Lors de leur entretien, Xi Jinping et Barack Obama ont exprimé unanimement que, face à la rapide mondialisation économique et aux besoins objectifs de solidarité interétatique, la Chine et les États-Unis pourraient frayer un nouveau chemin, différent de celui aux temps où régnaient confrontation et conflits entre les grands pays. Pour suivre une telle voie sans s’en écarter, les deux parties doivent s’efforcer de construire un nouveau type de relations entre grandes nations qui observe les principes du respect mutuel et de la coopération gagnant-gagnant, afin d’apporter le bien-être aux peuples des deux pays ainsi qu’au reste du monde.

 

Sous le premier mandat de M. Obama, la Chine et les États-Unis avaient convenu d’établir un partenariat, avec pour éléments clés, le respect mutuel, les avantages réciproques et le concept du gagnant-gagnant.

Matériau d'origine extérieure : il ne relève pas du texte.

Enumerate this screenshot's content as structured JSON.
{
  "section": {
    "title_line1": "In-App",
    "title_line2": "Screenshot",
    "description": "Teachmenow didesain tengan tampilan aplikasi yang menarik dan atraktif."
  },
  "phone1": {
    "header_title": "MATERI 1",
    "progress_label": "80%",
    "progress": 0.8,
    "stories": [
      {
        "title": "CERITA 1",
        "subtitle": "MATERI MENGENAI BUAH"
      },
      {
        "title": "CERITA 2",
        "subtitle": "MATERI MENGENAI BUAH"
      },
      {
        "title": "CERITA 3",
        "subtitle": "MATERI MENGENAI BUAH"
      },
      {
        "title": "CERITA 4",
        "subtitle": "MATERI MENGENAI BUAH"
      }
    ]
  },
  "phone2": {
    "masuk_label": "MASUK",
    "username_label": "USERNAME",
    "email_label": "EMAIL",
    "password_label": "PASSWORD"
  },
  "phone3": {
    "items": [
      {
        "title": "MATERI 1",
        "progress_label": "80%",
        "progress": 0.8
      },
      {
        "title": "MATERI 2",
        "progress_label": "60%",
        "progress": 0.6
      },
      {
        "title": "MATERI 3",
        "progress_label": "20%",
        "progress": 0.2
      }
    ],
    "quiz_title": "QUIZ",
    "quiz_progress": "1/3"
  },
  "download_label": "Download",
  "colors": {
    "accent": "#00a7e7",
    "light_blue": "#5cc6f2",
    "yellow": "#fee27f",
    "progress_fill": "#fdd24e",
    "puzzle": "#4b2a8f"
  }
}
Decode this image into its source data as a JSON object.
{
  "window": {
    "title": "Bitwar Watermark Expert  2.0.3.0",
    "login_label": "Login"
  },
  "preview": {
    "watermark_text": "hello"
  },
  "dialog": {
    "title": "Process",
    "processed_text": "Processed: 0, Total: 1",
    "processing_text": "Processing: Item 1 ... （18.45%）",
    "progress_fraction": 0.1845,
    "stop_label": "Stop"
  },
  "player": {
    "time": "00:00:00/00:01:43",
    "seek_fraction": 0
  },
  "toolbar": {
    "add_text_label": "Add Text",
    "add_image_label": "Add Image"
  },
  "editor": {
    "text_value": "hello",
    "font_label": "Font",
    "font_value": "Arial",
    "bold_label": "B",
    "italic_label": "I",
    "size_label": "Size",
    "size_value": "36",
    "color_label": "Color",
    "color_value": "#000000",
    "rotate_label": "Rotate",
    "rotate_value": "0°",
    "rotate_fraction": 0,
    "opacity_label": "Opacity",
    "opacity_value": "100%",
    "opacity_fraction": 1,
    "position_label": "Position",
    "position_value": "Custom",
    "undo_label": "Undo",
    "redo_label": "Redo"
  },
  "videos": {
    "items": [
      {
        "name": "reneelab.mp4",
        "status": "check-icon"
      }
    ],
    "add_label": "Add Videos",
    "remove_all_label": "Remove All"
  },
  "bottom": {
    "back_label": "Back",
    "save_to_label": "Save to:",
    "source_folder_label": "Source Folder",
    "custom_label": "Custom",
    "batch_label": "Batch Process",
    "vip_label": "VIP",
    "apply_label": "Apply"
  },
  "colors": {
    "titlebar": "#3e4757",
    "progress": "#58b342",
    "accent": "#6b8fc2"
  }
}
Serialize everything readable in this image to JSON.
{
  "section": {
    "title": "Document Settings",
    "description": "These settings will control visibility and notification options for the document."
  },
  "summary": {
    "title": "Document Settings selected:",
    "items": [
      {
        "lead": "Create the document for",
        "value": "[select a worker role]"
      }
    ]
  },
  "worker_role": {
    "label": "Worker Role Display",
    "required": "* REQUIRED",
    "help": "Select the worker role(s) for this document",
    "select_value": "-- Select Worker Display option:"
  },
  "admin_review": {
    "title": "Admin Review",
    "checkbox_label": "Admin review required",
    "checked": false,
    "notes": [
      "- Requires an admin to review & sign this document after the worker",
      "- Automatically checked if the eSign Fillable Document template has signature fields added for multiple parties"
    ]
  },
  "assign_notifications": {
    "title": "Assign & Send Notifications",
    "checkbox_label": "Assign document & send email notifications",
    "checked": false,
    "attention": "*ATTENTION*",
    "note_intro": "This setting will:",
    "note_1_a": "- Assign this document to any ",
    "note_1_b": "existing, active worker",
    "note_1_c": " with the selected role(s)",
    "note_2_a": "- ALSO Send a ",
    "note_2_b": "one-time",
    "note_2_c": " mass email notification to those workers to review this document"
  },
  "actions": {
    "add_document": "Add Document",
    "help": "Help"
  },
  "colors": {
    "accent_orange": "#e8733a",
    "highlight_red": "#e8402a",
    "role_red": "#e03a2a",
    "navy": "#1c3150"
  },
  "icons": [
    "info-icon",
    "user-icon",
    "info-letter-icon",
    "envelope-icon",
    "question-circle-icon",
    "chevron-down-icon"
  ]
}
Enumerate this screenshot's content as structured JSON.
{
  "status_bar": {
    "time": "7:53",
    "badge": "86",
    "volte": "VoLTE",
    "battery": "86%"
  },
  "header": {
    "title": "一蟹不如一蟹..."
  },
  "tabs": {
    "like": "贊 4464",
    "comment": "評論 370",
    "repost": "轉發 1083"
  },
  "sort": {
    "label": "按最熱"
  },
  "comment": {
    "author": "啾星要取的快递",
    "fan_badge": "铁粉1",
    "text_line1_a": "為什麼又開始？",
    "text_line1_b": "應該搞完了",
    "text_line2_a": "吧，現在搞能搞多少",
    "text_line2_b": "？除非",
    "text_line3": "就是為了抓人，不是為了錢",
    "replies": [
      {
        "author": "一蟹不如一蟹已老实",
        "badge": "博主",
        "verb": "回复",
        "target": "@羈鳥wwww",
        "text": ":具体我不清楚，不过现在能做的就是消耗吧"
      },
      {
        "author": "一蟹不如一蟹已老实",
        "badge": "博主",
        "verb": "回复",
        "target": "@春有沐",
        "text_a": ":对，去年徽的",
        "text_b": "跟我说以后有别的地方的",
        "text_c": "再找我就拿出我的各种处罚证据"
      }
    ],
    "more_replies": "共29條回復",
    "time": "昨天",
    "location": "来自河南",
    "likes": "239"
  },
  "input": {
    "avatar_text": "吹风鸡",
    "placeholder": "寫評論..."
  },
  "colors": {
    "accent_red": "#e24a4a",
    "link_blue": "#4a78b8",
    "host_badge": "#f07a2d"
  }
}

Quant au nouveau type de relations entre grandes puissances, défini lors du sommet Xi-Obama, il encourage les relations sino-américaines à aller plus loin. Il faut non seulement continuer de resserrer les liens déjà noués, mais aussi faire place à l’innovation, toujours selon les règles de non-conflit et de non-confrontation.

 

La Chine et les États-Unis sont différents au regard de leur système politique et de leur idéologie. Les États-Unis sont de plus en plus préoccupés par la montée de la Chine, ce qui s’est traduit sur le plan stratégique par « le déplacement vers l’Orient du centre de gravité du système international », puis le « retour en Asie-Pacifique », et enfin le « rééquilibrage stratégique ». Pour éviter que n’éclatent, comme ce fut le cas dans l’histoire, des conflits entre une puissance traditionnelle et un grand pays émergent, il était impératif pour la Chine et les États-Unis de parvenir à un consensus et d’avoir pleinement conscience du besoin de construire un nouveau type de relations entre grandes puissances, caractérisé par le non-conflit et la non-confrontation. Le sommet Xi-Obama a ainsi réussi à formuler l’orientation prochaine des relations sino-américaines, un succès historique majeur.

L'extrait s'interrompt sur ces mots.